Foster and Adoptive families
Our very own Erin Robinson Hall contributed to a new book of prayers for foster and adoptive families. She and her spouse Jake Hall expanded their family by adopting three children since the pandemic began in 2020. This new prayerbook listens to the families who are on the fostering and adoptive journeys. And it gives voice to longing and love for children and the parents who care deeply for them.
A Theology of Child Well-Being
My home congregation in Nashville is part of a new “thriving congregations” initiative. We are one of a dozen congregational partners with the Children’s Defense Fund, a leader in advocating for child well-being. The new initiative is funded by the Lilly Endowment. We are just beginning to meet together and think about what it means to listen to children in our churches, neighborhoods, cities and regions. In a recent zoom gathering, our facilitator asked us to think about where and how the work of constructing a theology of child well-being intersected with our own vulnerability. What a great question!
My response came up right away, but it took me a few moments to say it aloud. “Parenting opens up the biggest space in my heart.”
This space is filled by the vulnerability of… Parenting and longing to be a parent. All the heartaches and griefs entangled with parenting. The losses and anxieties of the past 30 months of parenting. Lingering or overwhelming childhood experiences. And so much more than can be captured in words.
The work of constructing a new theology of child well-being is not for some generic group of children, it is for all of us.
A Youth Journal and Adult Listening Guide
Previously I took seminary students to the CDF’s Proctor Institute at Haley Farm. Out of that rich and thought-provoking experience, students created an excellent project. They listened to some teenagers in their own congregations and families. Then they created a journal of questions for teens and a listening guide for adults. Here is what we said in a post about the project last year.
We need some practical strategies. We need watchwords to keep at the top of mind. Especially if we want to survive [the holidays] without regret or remorse.
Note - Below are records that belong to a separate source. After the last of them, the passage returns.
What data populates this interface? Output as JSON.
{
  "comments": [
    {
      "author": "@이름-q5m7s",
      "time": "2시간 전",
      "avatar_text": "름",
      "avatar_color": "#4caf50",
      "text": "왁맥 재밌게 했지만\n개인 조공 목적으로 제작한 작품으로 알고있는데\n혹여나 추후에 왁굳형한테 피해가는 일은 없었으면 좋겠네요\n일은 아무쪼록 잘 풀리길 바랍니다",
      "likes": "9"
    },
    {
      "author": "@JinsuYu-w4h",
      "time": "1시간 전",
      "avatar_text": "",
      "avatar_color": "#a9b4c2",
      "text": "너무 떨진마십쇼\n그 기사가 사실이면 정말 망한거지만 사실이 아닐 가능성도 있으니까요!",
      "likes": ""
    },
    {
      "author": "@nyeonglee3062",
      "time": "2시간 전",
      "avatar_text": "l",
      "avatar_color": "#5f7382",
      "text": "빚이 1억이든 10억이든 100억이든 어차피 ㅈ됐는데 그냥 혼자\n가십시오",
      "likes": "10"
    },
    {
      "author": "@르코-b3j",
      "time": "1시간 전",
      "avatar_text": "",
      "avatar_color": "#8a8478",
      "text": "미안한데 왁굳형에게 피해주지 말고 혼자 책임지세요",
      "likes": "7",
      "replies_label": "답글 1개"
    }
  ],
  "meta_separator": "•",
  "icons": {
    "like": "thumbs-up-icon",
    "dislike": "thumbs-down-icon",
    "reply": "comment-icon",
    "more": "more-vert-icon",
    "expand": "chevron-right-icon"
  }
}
And if we want our children to see our better angels.
We don’t have a comprehensive list, but we do offer one solid suggestion: listen.
That’s it. Listen to each other. Go slowly enough through your days and through the whole holiday break that you actually take time to hear each other. Listening to children and teenagers can be an enormous challenge for adults under stress. Sometimes we need simple reminders to give attention to what really matters.
My hope and prayer for you as you continue navigating a new era of ministry, is that these resources will support both ministers caring for children and the work of pandemic parenting, which did not end with vaccines or a return to face-to-face school. May our Dear Mama God surround you with love and care and guide you in the sacred work of caring for and listening to children.
[i] Corey Turner, “6 things we’ve learned about how the pandemic disrupted learning” on National Public Radio’s “All Things Considered” (June 6, 2022).